As a business, of course.
Nintendo can produce games for cheaper and make people to pay full price on their games, because if you bought their device you were very likely getting it because of their games.
They also found a really unexpected success with indies outside PC, after the PS4 was becoming the place for indies for a while it transitioned to the Switch, people were already more acceptable to smaller scale games because their were not getting those big budget games there, and indies fell like a glove to compliment their Nintendo games library, they were cheaper too so no problem if you were spending a lot of money on those Nintendo games, in the end you would have a lot of games to play as well.
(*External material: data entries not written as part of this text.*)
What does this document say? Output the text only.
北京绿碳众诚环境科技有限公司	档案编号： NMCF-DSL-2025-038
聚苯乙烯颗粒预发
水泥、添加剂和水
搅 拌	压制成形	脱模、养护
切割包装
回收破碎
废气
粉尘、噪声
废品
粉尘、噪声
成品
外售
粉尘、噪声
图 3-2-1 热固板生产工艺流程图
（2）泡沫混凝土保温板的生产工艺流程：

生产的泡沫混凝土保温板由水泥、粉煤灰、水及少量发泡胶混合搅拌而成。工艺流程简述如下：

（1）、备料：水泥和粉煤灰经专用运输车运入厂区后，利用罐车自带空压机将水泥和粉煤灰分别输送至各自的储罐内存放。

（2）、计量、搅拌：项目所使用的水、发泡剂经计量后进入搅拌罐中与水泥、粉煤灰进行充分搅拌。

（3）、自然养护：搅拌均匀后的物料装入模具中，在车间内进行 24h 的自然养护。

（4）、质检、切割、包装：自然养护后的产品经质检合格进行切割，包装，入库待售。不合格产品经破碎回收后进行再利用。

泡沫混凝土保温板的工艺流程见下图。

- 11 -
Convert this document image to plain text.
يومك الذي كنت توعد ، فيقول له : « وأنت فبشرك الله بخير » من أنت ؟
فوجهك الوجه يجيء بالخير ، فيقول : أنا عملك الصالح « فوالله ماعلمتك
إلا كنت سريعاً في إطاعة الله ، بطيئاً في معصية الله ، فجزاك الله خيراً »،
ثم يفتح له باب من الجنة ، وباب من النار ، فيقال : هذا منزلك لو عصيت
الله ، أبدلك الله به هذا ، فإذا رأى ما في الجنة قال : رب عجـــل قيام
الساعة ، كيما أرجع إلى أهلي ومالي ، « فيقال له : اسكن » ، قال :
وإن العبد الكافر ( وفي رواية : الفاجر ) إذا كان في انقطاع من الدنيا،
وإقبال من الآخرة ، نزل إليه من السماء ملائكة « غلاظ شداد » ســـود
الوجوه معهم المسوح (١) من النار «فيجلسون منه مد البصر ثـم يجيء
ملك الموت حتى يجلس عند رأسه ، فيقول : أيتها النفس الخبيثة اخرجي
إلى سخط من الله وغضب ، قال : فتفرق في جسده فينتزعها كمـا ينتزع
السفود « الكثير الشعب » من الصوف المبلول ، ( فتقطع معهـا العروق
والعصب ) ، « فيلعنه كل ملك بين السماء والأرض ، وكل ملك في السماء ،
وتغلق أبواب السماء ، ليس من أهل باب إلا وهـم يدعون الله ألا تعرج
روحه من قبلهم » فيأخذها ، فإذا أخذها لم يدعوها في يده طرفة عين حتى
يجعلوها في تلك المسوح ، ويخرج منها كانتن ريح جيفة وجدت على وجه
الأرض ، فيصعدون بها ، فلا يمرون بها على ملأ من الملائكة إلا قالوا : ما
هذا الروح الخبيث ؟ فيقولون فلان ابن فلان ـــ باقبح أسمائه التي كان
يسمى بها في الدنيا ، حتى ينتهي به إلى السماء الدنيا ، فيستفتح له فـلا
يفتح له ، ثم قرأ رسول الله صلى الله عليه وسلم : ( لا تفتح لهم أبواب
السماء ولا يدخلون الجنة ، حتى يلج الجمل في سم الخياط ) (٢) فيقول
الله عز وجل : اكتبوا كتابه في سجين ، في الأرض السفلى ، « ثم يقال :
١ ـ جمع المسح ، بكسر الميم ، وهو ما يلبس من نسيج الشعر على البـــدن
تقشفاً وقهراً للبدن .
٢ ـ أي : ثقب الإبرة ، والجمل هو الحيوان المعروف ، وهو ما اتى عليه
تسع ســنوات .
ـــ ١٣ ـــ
Also, they moved to the Switch, which is a handheld, people were already ok with that coming from the 3DS too, people on handhelds always expected less spectacle than the huge stuff coming to home consoles.
Nintendo was NOT always like that, older people know how the Nintendo fanbased used to compare to the Mega Drive for example, as the stronger console back then. Nintendo was clearly trying to be the place to get all the games with as much power as they could deliver up until the Gamecube, their games were not smaller budget games compared to the rest of the industry before that, it was not a decision based in insight, it was a decision based on need, their were driven out of their original goal to main a home console for bigger games and a handheld for smaller ones.
Regarding me personally, Nintendo has become a secondary device, mostly only for Nintendo games. I usually have like 15 to 30 physical games there, and everything else on Playstation, which ends up between 90 to 100 physical games, plus all the digital smaller games and indies I end up buying, so at least to me, being the "place to play it all" Playstation is (or Xbox or PC for other people), is still, by far, the strategy that works the most, but I'm not a representative for gaming as a whole, clearly.